My reason for this is simple. Every year on the anniversary of the 9/11 attacks our politicians begin talking about the need for Americans to fear somebody. This year it’s the Islamic State (IS), which Obama gave a prime time Two Minutes Hate against last night. And today people all across the country are going to find ways to overtly and tacitly connect the 9/11 attacks and the IS. Every one of those connections will be based on fear of what happened 13 years ago. Meaningless phrases such as “Never again!” and “Never forget!” will be parroted by those who have succumbed to the state’s fear mongering of the IS.

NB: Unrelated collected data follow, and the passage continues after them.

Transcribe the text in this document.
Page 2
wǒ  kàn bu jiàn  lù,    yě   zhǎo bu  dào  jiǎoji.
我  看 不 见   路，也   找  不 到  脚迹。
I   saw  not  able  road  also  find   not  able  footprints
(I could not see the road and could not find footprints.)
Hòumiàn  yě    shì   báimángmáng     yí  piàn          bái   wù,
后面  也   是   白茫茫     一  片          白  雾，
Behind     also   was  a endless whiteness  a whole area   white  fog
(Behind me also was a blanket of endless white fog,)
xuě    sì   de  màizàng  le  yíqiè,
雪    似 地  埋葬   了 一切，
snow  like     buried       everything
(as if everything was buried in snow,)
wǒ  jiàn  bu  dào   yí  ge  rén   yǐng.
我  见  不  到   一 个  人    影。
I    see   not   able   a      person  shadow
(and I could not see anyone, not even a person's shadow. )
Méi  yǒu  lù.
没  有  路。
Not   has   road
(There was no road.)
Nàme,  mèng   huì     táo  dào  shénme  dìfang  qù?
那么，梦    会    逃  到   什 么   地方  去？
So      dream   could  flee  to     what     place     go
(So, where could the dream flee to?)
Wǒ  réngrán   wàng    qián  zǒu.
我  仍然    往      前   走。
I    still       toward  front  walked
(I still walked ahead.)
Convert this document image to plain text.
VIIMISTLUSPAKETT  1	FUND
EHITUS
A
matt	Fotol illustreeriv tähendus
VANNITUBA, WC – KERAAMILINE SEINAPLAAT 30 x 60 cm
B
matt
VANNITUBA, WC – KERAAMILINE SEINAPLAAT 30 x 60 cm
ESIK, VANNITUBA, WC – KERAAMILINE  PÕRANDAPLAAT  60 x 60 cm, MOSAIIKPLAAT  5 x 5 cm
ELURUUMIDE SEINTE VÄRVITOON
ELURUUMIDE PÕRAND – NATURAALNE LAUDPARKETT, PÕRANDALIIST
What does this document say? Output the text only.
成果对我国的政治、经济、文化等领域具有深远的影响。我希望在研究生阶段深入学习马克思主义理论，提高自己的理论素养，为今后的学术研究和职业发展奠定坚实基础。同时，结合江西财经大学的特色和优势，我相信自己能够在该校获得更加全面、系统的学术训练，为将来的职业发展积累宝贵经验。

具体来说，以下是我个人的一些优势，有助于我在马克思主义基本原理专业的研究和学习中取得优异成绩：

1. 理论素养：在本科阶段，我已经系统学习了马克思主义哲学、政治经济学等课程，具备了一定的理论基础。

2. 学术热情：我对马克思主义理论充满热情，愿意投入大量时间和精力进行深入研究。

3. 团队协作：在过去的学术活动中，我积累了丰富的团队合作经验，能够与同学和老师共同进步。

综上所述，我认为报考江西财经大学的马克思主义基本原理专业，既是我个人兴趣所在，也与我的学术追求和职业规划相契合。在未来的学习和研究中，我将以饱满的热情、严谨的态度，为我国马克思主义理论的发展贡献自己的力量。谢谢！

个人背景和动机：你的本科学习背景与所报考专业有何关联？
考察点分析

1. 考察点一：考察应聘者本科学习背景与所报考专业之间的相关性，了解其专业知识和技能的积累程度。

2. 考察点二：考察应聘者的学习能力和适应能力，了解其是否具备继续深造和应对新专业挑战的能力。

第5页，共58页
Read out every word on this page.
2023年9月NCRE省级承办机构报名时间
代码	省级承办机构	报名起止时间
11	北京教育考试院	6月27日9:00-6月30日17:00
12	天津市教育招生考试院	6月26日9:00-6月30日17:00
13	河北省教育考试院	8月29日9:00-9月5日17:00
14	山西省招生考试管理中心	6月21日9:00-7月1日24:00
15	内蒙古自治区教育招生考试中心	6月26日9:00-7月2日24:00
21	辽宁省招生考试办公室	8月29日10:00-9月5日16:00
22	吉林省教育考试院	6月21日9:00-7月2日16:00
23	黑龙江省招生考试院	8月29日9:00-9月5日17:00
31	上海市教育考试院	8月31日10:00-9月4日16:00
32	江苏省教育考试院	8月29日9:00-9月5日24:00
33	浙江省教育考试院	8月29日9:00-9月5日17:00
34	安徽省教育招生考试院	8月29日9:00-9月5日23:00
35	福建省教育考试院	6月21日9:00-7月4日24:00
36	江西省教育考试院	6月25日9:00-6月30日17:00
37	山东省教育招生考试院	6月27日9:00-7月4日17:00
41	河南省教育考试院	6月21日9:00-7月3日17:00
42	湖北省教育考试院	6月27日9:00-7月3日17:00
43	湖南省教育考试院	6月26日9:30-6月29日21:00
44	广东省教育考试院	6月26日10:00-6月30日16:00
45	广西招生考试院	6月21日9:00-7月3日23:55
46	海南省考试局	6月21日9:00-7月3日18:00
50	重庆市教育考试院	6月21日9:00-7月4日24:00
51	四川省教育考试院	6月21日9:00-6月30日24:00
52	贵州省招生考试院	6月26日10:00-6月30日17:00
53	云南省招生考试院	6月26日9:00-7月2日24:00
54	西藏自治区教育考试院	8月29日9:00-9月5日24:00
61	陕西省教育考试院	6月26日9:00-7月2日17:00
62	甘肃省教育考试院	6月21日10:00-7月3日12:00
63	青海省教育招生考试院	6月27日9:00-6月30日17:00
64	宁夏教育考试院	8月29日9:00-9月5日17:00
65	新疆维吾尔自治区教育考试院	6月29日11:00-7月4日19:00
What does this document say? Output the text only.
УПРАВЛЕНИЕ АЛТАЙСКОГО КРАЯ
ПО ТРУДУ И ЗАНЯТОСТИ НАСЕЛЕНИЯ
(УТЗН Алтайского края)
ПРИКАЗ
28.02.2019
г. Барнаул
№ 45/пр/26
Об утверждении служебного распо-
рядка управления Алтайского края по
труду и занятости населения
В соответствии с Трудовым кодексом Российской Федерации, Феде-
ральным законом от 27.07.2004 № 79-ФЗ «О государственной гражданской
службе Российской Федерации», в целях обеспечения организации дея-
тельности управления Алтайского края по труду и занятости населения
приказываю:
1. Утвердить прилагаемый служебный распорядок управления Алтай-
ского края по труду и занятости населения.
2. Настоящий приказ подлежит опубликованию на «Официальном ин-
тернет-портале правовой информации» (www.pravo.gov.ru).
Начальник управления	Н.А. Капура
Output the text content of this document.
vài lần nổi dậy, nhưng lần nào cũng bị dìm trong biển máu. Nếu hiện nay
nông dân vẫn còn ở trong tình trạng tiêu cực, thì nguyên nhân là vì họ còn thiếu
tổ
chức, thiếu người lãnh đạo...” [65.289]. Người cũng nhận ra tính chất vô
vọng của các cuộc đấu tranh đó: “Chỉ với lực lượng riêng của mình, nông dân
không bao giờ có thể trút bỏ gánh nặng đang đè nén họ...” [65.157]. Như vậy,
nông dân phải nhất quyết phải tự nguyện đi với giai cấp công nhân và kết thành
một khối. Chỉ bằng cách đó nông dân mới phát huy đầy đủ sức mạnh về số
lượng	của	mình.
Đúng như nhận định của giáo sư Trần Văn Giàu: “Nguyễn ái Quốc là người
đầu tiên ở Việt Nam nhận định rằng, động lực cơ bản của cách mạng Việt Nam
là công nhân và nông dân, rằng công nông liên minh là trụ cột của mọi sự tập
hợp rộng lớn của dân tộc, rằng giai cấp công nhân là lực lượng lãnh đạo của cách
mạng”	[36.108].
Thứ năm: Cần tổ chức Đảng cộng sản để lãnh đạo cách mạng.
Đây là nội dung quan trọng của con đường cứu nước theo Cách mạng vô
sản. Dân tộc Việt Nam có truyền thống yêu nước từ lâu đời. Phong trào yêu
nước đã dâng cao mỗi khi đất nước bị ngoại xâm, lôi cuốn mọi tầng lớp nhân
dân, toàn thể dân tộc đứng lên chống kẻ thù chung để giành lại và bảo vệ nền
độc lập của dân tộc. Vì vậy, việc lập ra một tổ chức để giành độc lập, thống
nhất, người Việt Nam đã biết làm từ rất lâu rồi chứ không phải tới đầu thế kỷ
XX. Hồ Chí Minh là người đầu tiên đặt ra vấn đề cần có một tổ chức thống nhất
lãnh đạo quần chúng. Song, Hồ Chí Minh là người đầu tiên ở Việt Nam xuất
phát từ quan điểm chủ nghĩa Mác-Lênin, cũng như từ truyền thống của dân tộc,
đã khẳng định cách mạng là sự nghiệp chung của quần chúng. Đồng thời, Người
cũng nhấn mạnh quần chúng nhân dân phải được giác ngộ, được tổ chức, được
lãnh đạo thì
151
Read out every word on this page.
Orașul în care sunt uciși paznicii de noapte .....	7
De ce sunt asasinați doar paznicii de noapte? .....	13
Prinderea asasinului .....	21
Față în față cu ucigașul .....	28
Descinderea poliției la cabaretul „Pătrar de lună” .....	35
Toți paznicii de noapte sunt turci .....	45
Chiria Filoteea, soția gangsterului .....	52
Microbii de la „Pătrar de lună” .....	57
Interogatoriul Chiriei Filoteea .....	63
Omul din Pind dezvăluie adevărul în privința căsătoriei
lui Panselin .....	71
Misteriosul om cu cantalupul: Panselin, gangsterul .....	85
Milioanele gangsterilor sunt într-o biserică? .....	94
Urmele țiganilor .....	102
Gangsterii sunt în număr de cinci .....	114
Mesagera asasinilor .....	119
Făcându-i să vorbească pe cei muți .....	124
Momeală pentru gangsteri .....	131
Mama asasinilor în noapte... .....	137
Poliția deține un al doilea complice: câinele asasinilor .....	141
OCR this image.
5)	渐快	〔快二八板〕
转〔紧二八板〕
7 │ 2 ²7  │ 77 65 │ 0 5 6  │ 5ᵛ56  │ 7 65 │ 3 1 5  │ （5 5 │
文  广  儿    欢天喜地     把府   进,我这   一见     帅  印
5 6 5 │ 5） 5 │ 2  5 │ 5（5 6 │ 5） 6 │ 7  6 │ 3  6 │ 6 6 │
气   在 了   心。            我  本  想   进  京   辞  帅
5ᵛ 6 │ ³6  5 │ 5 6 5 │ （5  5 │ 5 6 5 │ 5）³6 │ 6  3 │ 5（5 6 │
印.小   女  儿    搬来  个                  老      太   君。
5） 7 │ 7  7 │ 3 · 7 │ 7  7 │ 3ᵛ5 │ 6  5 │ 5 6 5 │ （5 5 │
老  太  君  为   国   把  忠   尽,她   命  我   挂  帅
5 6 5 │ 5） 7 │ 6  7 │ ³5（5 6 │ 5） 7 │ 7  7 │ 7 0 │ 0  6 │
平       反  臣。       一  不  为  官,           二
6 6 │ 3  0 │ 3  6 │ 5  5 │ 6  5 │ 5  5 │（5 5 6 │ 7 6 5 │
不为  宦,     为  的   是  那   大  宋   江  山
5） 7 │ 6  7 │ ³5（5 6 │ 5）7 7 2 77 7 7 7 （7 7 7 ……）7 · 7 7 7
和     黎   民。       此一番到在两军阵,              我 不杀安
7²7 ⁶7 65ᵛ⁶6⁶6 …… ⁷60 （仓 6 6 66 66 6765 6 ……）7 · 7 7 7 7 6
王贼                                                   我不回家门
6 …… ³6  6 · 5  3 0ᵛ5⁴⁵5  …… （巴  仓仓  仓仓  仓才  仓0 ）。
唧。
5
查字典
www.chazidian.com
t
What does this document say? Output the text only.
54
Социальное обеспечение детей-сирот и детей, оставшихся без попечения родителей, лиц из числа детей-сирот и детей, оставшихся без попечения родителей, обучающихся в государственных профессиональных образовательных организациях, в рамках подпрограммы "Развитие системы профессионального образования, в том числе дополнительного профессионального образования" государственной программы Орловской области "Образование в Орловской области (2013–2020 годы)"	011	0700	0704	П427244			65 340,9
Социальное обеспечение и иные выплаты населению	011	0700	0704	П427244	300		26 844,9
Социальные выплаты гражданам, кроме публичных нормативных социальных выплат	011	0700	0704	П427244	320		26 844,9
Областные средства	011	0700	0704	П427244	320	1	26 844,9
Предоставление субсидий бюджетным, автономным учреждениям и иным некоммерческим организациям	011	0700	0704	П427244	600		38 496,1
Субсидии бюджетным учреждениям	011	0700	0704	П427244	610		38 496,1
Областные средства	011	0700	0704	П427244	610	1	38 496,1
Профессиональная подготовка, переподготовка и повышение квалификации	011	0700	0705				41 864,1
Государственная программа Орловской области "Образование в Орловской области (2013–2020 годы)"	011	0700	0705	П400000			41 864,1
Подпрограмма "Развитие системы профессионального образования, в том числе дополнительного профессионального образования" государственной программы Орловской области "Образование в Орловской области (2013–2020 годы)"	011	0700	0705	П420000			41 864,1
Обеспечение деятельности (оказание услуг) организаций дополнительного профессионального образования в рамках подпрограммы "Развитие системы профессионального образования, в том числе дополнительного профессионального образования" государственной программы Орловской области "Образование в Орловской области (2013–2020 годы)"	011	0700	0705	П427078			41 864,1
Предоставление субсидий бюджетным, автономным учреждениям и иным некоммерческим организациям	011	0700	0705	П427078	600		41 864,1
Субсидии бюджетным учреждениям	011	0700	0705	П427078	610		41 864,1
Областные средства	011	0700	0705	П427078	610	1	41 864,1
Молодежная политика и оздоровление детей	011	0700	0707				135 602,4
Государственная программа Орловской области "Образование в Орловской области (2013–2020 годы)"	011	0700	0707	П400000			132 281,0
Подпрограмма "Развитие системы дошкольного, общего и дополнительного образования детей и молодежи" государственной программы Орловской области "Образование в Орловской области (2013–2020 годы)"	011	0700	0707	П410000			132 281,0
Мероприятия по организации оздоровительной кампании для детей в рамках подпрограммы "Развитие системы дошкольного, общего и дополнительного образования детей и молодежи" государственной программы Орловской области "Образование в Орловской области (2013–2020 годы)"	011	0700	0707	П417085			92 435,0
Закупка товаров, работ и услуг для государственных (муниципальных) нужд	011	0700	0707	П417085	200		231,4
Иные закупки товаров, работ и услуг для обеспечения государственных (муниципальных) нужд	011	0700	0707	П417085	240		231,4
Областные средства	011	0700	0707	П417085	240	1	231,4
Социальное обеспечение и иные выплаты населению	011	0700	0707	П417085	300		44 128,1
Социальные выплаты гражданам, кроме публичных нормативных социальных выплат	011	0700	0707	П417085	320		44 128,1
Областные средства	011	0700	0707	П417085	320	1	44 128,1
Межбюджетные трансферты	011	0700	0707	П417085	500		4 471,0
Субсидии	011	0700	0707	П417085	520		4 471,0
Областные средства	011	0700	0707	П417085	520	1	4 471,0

Since we’re subjected to this fear mongering every goddamned year I figured it’s high time to make an official holiday out of it. There’s a lot we could do to celebrate a holiday based on fear. For example, we could have an official Two Minutes Hate:

That would be fun! We could also have play a game where we each try to turn in as many of our neighbors as possible for suspicious activities. Not only would that game help instill fear but it would teach us to be ever vigilant. How about a tradition of going to our local police station and confessing the instances of wrongthink we’ve had over the last year? It would be a great way to help the police identify those who commit the most instances of wrongthink, which would help them keep a more watchful eye on potentially dangerous citizens. And no holiday would be complete without a parade! For the Fear Day parade local police departments could get out their armored personnel carriers, don their riot gear, and load up their rifles for a march the Soviet Union would be envious of:

Of course the police would be expected to load their grenade launchers with candy filled canisters so they can launch much coveted sweets into crowds of children!

Let me close this proposal but wishing you a frightening Fear Day! Now run along and spread the word!